Gegenwärtig stehen den syrischen Regierungstruppen an der Kontaktlinie in Idlib hauptsächlich protürkische Kräfte gegenüber – und nicht die Terroristen der Hai‘at Tahrir asch-Scham, erklärt Bagdassarow. Eben diese Terrorbande, die im Februar letzten Jahres aus der Al-Nusra-Front hervorgegangen ist, wird als der Hauptgegner in der Region betrachtet.
„Gemäß der Abmachung müssen die protürkischen Kräfte zuerst abgezogen werden“, sagt Bagdassarow. Verzögerungen beim Abzug könnten zusätzliche Spannungen verursachen, aber allzu schnell könne der Abgang auch nicht vollzogen werden.
„Das derzeit bekannte Szenario sieht vor, dass die radikalen Kräfte innerhalb der Hai‘at Tahrir asch-Scham unterdrückt, teilweise aufgelöst und in die protürkischen Gruppen überführt werden. Das ist im Grunde möglich, weil die Hai‘at Tahrir asch-Scham* auch aus Syrern besteht, die dieser Organisation nicht aus ideologischen Gründen beigetreten sind“, erklärt der Analyst.
Ohne Probleme wird es in der entmilitarisierten Zone aber auch nicht gehen. Nicht nur die radikalen Kräfte würden versuchen, die Abmachung zwischen Russland und der Türkei zu stören: „Die syrischen Regierungstruppen sind letztlich an einer langsamen Offensive in Idlib interessiert, wenn nicht auf ganz kurze Sicht, so doch in naher Zukunft“, sagt Bagdassarow.
Den Status-quo einzufrieren und die Rebellenhochburg in Idlib zu erhalten, ist für Damaskus sicherlich nicht von Vorteil. Zeitweilig kann sich die syrische Führung mit der Abmachung abfinden und sie als Druckmittel gegen die kurdischen Separatisten nutzen. Ob die Geduld von Damaskus lange währt, ist aber auch eine offene Frage.
Die Kurden geraten jedenfalls in Bedrängnis, sie fürchten einen Zwei-Fronten-Krieg: gegen die türkischen und gegen die syrischen Regierungstruppen. Präsident Erdogan sagte nach dem Treffen mit Putin nicht ohne Grund: „Wir werden eine humanitäre Tragödie abwenden“, um dann gleich das Kurden-Thema anzusprechen.

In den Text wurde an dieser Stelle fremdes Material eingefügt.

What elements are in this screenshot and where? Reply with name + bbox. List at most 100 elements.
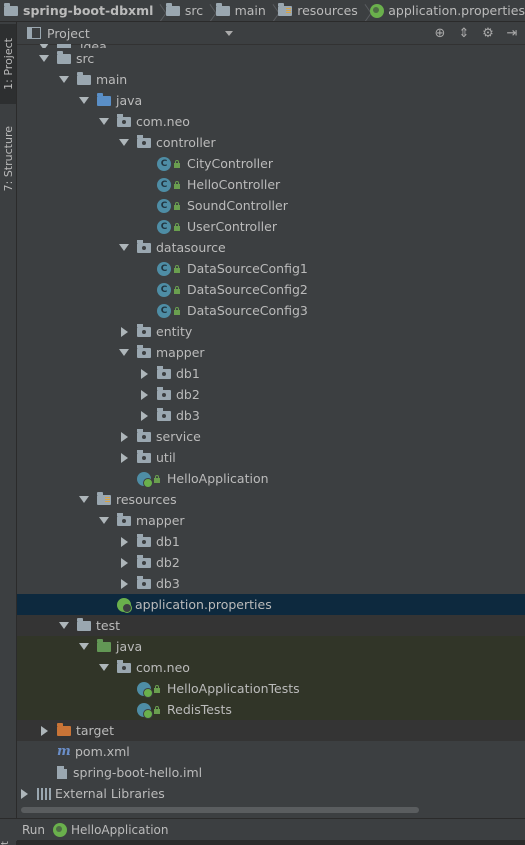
collapse-arrow-icon[interactable]	[17, 783, 31, 804]
tree-item-datasourceconfig1[interactable]: C DataSourceConfig1	[17, 258, 525, 279]
expand-arrow-icon[interactable]	[117, 342, 131, 363]
expand-arrow-icon[interactable]	[97, 111, 111, 132]
panel-toolbar: ⊕ ⇕ ⚙ ⇥	[433, 22, 525, 44]
tree-item-label: java	[116, 93, 143, 108]
breadcrumb-label: main	[234, 3, 266, 18]
collapse-arrow-icon[interactable]	[137, 363, 151, 384]
tab-project[interactable]: 1: Project	[0, 24, 16, 104]
tree-item-hellocontroller[interactable]: C HelloController	[17, 174, 525, 195]
tree-item-helloapplicationtests[interactable]: HelloApplicationTests	[17, 678, 525, 699]
gear-icon[interactable]: ⚙	[481, 26, 495, 41]
tree-item-db1[interactable]: db1	[17, 531, 525, 552]
tree-item-src[interactable]: src	[17, 48, 525, 69]
tree-item-spring-boot-hello-iml[interactable]: spring-boot-hello.iml	[17, 762, 525, 783]
expand-arrow-icon[interactable]	[77, 90, 91, 111]
collapse-arrow-icon[interactable]	[117, 447, 131, 468]
collapse-arrow-icon[interactable]	[37, 720, 51, 741]
tree-item-com-neo[interactable]: com.neo	[17, 111, 525, 132]
package-icon	[137, 239, 151, 253]
tree-item-label: HelloApplication	[167, 471, 269, 486]
breadcrumb-src[interactable]: src	[162, 0, 203, 21]
tree-item-citycontroller[interactable]: C CityController	[17, 153, 525, 174]
tab-structure[interactable]: 7: Structure	[0, 114, 16, 204]
tree-item-mapper[interactable]: mapper	[17, 510, 525, 531]
collapse-arrow-icon[interactable]	[117, 573, 131, 594]
tree-item-soundcontroller[interactable]: C SoundController	[17, 195, 525, 216]
libraries-icon	[37, 787, 51, 800]
tree-item-helloapplication[interactable]: HelloApplication	[17, 468, 525, 489]
tree-item-label: spring-boot-hello.iml	[73, 765, 203, 780]
lock-icon	[173, 306, 181, 315]
expand-arrow-icon[interactable]	[97, 510, 111, 531]
class-icon: C	[157, 261, 171, 276]
package-icon	[137, 134, 151, 148]
tree-item-com-neo[interactable]: com.neo	[17, 657, 525, 678]
expand-arrow-icon[interactable]	[57, 615, 71, 636]
tree-item-application-properties[interactable]: application.properties	[17, 594, 525, 615]
collapse-arrow-icon[interactable]	[117, 552, 131, 573]
folder-icon	[77, 617, 91, 631]
expand-arrow-icon[interactable]	[77, 636, 91, 657]
expand-arrow-icon[interactable]	[117, 237, 131, 258]
tree-item-controller[interactable]: controller	[17, 132, 525, 153]
tree-item-entity[interactable]: entity	[17, 321, 525, 342]
tree-item-db3[interactable]: db3	[17, 573, 525, 594]
tree-item-db3[interactable]: db3	[17, 405, 525, 426]
breadcrumb-label: resources	[297, 3, 358, 18]
tree-item-label: datasource	[156, 240, 226, 255]
tree-item-mapper[interactable]: mapper	[17, 342, 525, 363]
collapse-icon[interactable]: ⇕	[457, 26, 471, 41]
expand-arrow-icon[interactable]	[97, 657, 111, 678]
breadcrumb-separator	[362, 0, 366, 21]
tree-item-test[interactable]: test	[17, 615, 525, 636]
tree-item-java[interactable]: java	[17, 90, 525, 111]
tree-item-redistests[interactable]: RedisTests	[17, 699, 525, 720]
breadcrumb-main[interactable]: main	[212, 0, 266, 21]
expand-arrow-icon[interactable]	[77, 489, 91, 510]
tree-item-datasourceconfig3[interactable]: C DataSourceConfig3	[17, 300, 525, 321]
breadcrumb-resources[interactable]: resources	[274, 0, 358, 21]
scrollbar-thumb[interactable]	[21, 807, 419, 813]
tree-item-db1[interactable]: db1	[17, 363, 525, 384]
collapse-arrow-icon[interactable]	[117, 426, 131, 447]
tree-item-label: resources	[116, 492, 177, 507]
tree-item-resources[interactable]: resources	[17, 489, 525, 510]
collapse-arrow-icon[interactable]	[137, 405, 151, 426]
tree-item-external-libraries[interactable]: External Libraries	[17, 783, 525, 804]
tree-item-label: com.neo	[136, 114, 190, 129]
expand-arrow-icon[interactable]	[37, 48, 51, 69]
tree-item-pom-xml[interactable]: m pom.xml	[17, 741, 525, 762]
tree-item-datasource[interactable]: datasource	[17, 237, 525, 258]
run-tab-label[interactable]: Run	[22, 823, 45, 837]
tree-item-service[interactable]: service	[17, 426, 525, 447]
lock-icon	[173, 159, 181, 168]
expand-arrow-icon[interactable]	[117, 132, 131, 153]
tree-item-java[interactable]: java	[17, 636, 525, 657]
breadcrumb-application-properties[interactable]: application.properties	[366, 0, 525, 21]
tree-item-target[interactable]: target	[17, 720, 525, 741]
tree-item-label: db3	[176, 408, 200, 423]
collapse-arrow-icon[interactable]	[117, 321, 131, 342]
tree-item-util[interactable]: util	[17, 447, 525, 468]
expand-arrow-icon[interactable]	[57, 69, 71, 90]
target-icon[interactable]: ⊕	[433, 26, 447, 41]
hide-icon[interactable]: ⇥	[505, 26, 519, 41]
project-panel: Project ⊕ ⇕ ⚙ ⇥ .ideasrcmainjavacom.neoc…	[17, 22, 525, 822]
breadcrumb-project[interactable]: spring-boot-dbxml	[0, 0, 153, 21]
tree-item-label: mapper	[136, 513, 185, 528]
tree-item-label: db2	[176, 387, 200, 402]
tree-item-db2[interactable]: db2	[17, 384, 525, 405]
tree-item-usercontroller[interactable]: C UserController	[17, 216, 525, 237]
collapse-arrow-icon[interactable]	[117, 531, 131, 552]
project-view-selector[interactable]: Project	[47, 26, 237, 41]
tree-item-db2[interactable]: db2	[17, 552, 525, 573]
run-app-label[interactable]: HelloApplication	[71, 823, 168, 837]
breadcrumb-separator	[207, 0, 211, 21]
resources-folder-icon	[97, 491, 111, 505]
collapse-arrow-icon[interactable]	[137, 384, 151, 405]
tree-item-main[interactable]: main	[17, 69, 525, 90]
horizontal-scrollbar[interactable]	[17, 806, 525, 814]
package-icon	[117, 113, 131, 127]
tree-item-datasourceconfig2[interactable]: C DataSourceConfig2	[17, 279, 525, 300]
package-icon	[137, 554, 151, 568]
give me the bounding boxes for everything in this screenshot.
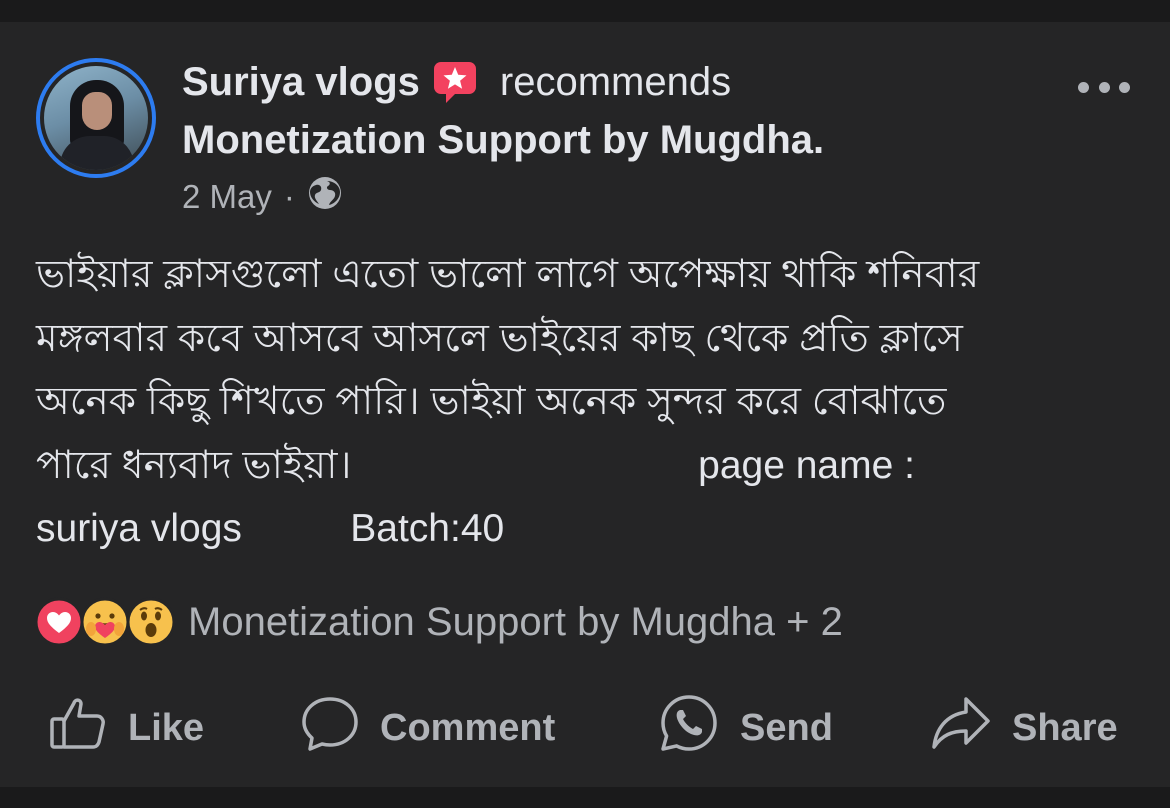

„Wir sind bei dem Treffen übereingekommen, dass das von den Terroristen kontrollierte Gebiet sich nicht allein auf die Provinz Idlib erstreckt“, sagte Erdogan. Zuallererst sei es notwendig, diese Terrororganisation – also die kurdischen Kräfte – „vollständig zu vernichten“.
Insgesamt ist die russisch-türkische Abmachung aus Sicht der Experten ein Erfolg: „Der Erhalt einer sunnitischen Enklave in Idlib, deren allmähliche Integration und das Zusammenwirken mit den Regierungskräften ist die am ehesten wohlüberlegte Lösung“, sagt Bagdassarow.
Was wäre denn die Alternative gewesen? Doch nur eine blutige Offensive in der Provinz. „Der Angriff hätte viele Opfer gefordert und große Zerstörungen verursacht, was zur Verschmelzung von radikalen und gemäßigten Kräften geführt hätte. Kurz: Die Offensive wäre, von allen Seiten betrachtet, sehr verlustreich“, resümiert der Experte.